Douze mois après sa prise de fonctions au sein du Gouvernement Suminwa 2, le ministre des Droits humains, Samuel Mbemba Kabuya, met en avant la redynamisation des divisions provinciales des Droits humains comme l’une des principales réformes engagées durant sa première année à la tête de ce ministère.
Cité par une dépêche du ministère de la Communication et des Médias transmise ce mardi 1er septembre 2026 à 7SUR7.CD, Samuel Mbemba affirme avoir engagé une série d’actions visant à rendre les structures provinciales de son ministère davantage opérationnelles et accessibles aux citoyens, dans un contexte marqué par la persistance des violations des droits humains, particulièrement dans l’Est du pays.

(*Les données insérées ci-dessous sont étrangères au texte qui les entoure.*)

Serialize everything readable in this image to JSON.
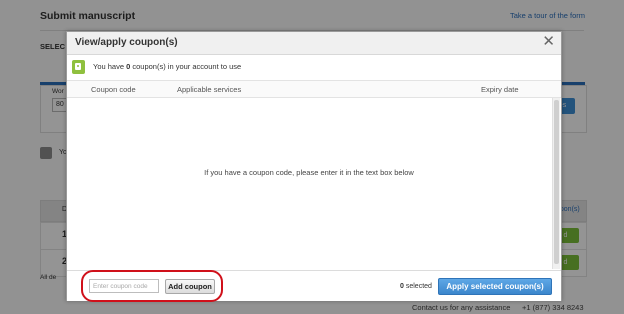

Selon le ministre, plusieurs divisions provinciales, longtemps restées peu opérationnelles, font l’objet de travaux de construction, de rénovation et d’équipement. Il cite notamment celles de Mbuji-Mayi, Kananga, Matadi, Kenge, Bunia et Mbandaka.

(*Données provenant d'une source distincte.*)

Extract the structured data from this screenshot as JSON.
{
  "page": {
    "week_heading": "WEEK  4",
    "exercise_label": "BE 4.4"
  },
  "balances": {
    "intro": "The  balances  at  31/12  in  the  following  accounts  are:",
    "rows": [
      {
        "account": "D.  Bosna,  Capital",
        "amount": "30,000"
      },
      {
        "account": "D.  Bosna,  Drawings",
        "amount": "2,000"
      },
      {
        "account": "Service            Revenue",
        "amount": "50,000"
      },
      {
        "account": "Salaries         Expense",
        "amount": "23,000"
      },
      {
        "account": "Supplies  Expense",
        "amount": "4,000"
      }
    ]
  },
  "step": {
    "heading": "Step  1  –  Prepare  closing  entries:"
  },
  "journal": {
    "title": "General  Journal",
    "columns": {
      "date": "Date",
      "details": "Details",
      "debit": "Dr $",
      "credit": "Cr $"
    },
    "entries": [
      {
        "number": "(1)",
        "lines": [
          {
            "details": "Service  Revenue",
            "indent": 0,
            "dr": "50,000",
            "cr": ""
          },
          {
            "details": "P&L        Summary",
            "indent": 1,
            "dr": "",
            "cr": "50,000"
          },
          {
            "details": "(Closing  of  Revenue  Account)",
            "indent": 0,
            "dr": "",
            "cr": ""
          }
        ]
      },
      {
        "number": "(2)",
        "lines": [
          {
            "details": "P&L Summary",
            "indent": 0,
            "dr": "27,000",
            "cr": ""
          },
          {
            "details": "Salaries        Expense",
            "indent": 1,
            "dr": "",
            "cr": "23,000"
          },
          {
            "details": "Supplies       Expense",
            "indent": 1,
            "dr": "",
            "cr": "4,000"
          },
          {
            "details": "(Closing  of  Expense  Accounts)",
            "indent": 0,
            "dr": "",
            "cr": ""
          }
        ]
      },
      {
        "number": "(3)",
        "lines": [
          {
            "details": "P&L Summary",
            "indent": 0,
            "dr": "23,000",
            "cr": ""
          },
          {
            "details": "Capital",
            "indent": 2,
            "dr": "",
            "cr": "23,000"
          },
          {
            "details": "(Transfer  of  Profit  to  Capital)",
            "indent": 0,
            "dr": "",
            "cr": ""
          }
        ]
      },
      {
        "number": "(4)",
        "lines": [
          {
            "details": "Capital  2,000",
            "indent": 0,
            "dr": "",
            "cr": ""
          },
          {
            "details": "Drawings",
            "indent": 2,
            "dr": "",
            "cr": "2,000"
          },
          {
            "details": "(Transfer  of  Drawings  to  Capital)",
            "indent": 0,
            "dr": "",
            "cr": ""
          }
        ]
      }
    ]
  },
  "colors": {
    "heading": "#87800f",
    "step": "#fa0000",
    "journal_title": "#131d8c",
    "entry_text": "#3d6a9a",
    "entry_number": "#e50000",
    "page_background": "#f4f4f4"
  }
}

Samuel Mbemba explique que l’objectif est de faire de ces divisions des relais de l’État dans les provinces, notamment pour la veille, l’alerte, la médiation et l’accompagnement des populations dans la dénonciation des violations des droits humains.
Cette réforme s’accompagne également, selon lui, d’un programme de renforcement des capacités des chefs de divisions et des agents provinciaux. Le ministre estime que cette mise à niveau doit permettre d’améliorer le suivi des situations sur le terrain et la réponse apportée aux populations.

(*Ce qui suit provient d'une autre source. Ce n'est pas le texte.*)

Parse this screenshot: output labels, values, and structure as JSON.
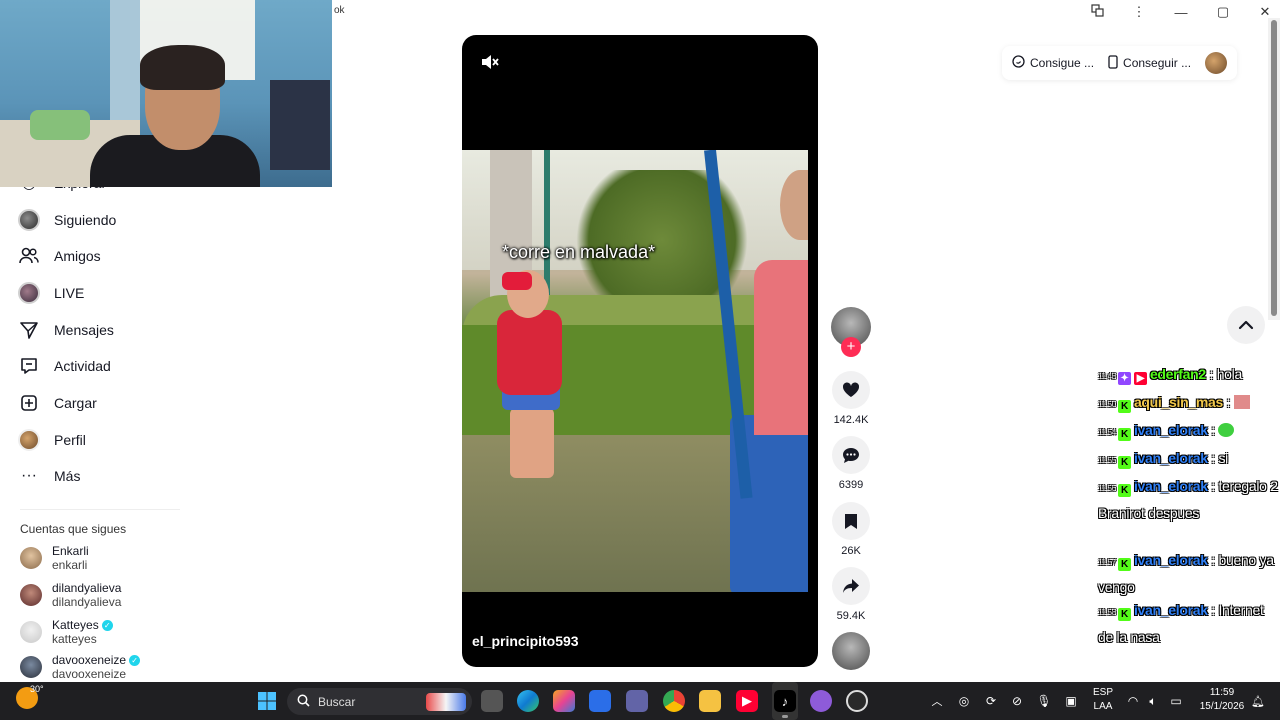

Au-delà des infrastructures, Samuel Mbemba affirme vouloir inscrire l’action de son ministère dans une logique de proximité avec les citoyens.
Il indique que les services des Droits humains reçoivent et accompagnent différentes catégories de victimes, notamment les femmes, les hommes, les travailleurs, les consommateurs ainsi que les personnes vulnérables. Selon lui, les dossiers peuvent faire l’objet de médiations ou être orientés vers les instances compétentes lorsque les faits rapportés nécessitent une intervention judiciaire ou administrative.
Parallèlement à la redynamisation des structures provinciales, Samuel Mbemba présente la justice transitionnelle comme un autre axe important de son action.
D’après le ministre, son ministère travaille à l’identification des victimes de violations graves des droits humains dans plusieurs provinces accessibles, en complément des mécanismes de prise en charge déjà opérationnels à travers le Fonds national de réparation des victimes (FONAREV).
Cette démarche repose, selon lui, sur quatre piliers : la recherche de la vérité, les poursuites judiciaires, la réparation des victimes et les garanties de non-répétition.
Samuel Mbemba estime que cette approche doit contribuer à restaurer la dignité des victimes et à favoriser la réconciliation nationale, dans un pays marqué par plusieurs décennies de conflits et de violations graves des droits humains.
Le ministre met également en avant la collaboration de son ministère avec celui du Genre, de la Famille et de l’Enfant ainsi qu’avec le ministère des Affaires sociales, Actions humanitaires et Solidarité nationale.
Selon lui, cette synergie permet une prise en charge plus complète des victimes, depuis le signalement des violations jusqu’à l’assistance humanitaire, la protection sociale, l’accompagnement psychosocial et la réinsertion.
Les rapports de violations des droits humains produits par le ministère, affirme-t-il, peuvent notamment alimenter les plaidoyers humanitaires et contribuer à orienter les interventions d’urgence en faveur des populations affectées.
Le ministère du Genre intervient notamment dans l’accompagnement des femmes victimes de violences ainsi que dans la protection et la réinsertion des enfants en rupture familiale ou en conflit avec la loi, en coordination avec les secteurs concernés.
Nommé au sein du Gouvernement Suminwa II en août 2025, Samuel Mbemba Kabuya avait auparavant exercé les fonctions de vice-ministre de la Justice chargé du Contentieux international dans le Gouvernement Suminwa I.
À ce poste, il avait notamment conduit des dossiers judiciaires engagés par la RDC contre le Rwanda devant, entre autres, la Cour de justice de la Communauté d’Afrique de l’Est et la Cour africaine des droits de l’homme et des peuples.